President Obama does not believe that sending substantially more U.S. troops to fight the Islamic State in the Middle East is the "answer" to disabling the terror group, a senior official said Sunday.
The New York Times reported:
Senior administration officials said Mr. Obama is looking to do more of what he has already been doing and to do it better. The possibilities, they said, include more airstrikes, Special Operations raids, assistance to local allies and attacks against Islamic State targets outside Syria and Iraq, like the strike in Libya over the weekend. "We don’t believe U.S. troops are the answer to the problem," Benjamin J. Rhodes, the president’s deputy national security adviser, told reporters on Sunday at the Group of 20 meetings here in Turkey, where Mr.
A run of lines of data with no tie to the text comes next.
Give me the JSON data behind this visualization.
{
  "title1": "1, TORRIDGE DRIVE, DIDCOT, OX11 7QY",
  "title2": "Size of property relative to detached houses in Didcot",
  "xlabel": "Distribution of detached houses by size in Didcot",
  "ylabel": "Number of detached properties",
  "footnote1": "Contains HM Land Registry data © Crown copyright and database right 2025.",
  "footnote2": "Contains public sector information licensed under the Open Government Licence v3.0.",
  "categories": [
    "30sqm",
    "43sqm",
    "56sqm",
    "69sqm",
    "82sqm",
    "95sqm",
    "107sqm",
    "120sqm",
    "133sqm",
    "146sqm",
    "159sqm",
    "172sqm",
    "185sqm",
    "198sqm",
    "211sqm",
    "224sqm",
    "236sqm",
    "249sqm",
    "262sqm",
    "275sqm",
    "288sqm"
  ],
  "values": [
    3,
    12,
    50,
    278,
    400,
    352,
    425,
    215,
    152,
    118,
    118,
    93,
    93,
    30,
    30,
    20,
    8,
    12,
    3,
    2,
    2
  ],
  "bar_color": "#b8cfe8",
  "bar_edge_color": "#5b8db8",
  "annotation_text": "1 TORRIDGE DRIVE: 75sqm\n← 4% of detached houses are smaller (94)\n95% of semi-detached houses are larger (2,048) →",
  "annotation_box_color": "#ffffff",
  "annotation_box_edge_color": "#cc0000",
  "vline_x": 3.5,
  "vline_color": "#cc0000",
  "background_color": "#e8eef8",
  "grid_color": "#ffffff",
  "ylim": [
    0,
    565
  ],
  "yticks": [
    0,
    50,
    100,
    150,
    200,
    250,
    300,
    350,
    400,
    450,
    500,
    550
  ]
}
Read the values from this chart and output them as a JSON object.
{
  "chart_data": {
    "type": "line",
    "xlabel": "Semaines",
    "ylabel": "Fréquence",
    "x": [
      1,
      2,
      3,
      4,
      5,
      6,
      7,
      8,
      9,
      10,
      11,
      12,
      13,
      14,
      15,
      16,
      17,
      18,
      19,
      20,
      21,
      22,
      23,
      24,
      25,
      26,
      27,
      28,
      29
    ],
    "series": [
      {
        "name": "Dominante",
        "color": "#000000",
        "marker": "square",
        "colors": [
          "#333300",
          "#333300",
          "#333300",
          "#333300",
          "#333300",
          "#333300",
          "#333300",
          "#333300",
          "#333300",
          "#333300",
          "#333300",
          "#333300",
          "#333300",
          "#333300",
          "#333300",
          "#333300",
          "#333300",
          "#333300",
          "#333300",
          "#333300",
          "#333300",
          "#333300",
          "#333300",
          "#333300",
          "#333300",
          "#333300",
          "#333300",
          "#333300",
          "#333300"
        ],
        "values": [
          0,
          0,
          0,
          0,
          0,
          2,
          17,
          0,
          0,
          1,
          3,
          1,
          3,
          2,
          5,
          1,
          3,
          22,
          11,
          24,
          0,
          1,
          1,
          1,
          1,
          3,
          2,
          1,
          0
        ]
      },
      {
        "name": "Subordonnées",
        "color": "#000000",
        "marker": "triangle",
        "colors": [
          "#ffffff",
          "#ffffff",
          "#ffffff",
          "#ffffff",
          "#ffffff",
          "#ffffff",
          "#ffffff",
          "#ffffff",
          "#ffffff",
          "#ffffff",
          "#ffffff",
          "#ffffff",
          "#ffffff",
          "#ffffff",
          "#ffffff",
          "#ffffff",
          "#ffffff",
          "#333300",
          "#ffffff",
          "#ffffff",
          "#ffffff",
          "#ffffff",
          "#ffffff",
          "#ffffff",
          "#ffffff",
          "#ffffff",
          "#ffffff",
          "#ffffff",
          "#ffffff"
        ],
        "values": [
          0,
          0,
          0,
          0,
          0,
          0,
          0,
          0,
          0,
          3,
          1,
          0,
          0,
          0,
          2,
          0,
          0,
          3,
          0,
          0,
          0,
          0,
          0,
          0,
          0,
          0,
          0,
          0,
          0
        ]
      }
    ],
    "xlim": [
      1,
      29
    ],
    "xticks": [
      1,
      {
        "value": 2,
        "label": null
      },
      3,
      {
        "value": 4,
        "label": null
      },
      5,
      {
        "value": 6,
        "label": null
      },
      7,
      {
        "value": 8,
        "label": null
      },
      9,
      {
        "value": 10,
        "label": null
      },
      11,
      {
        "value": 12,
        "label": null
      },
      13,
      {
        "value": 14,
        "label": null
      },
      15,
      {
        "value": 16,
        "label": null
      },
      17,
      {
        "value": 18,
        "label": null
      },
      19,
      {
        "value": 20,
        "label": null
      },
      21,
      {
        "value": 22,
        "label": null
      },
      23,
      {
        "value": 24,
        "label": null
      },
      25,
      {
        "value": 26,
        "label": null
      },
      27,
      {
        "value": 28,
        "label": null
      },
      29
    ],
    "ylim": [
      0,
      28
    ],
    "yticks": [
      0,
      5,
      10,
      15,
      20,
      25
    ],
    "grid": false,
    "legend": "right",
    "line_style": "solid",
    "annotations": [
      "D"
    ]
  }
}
Obama consulted with other world leaders. "The further introduction of U.S. troops to fully re-engage in ground combat in the Middle East is not the way to deal with this challenge."
World leaders gathered at the G-20 summit in Turkey just days after coordinated gun attacks and suicide bombings in Paris killed at least 129 people and wounded upwards of 350. France launched airstrikes on Islamic State targets in the terror group’s stronghold in Raqqa, Syria, Sunday after the group claimed responsibility for the attacks.
White House officials also said at the summit that Obama agreed with French President François Hollande in his characterization of the Paris attacks as "an act of war."
In the wake of the Paris attacks, Obama has directed U.S. intelligence agencies to change their assessment of IS. One day before the shootings and bombings in France, Obama said that IS had been contained to Iraq and Syria.
"What is true is that from the start our goal has been first to contain, and we have contained them," the president told ABC on Thursday. "You don’t see this systematic march by [Islamic State] across the terrain."
"This was a game changer," an anonymous senior intelligence official stated after the Paris attacks. "We have to look hard at what happened in Paris, at the trajectory of the group and the potential threat it poses to the entire international community."
"This clearly shows ISIS is looking at an international level and is capable of carrying out large-scale attacks outside Iraq and Syria," the official continued. "There will be a greater sense of urgency in how we go about trying to combat these kinds of attacks. Paris shows that they can attack soft targets on any day, anywhere, including in any major American city."
On Monday, the Islamic State released a video, which has yet to be officially verified, that threatens attacks on other countries taking part in airstrikes in Syria, including the United States and specifically its capital, Washington, D.C.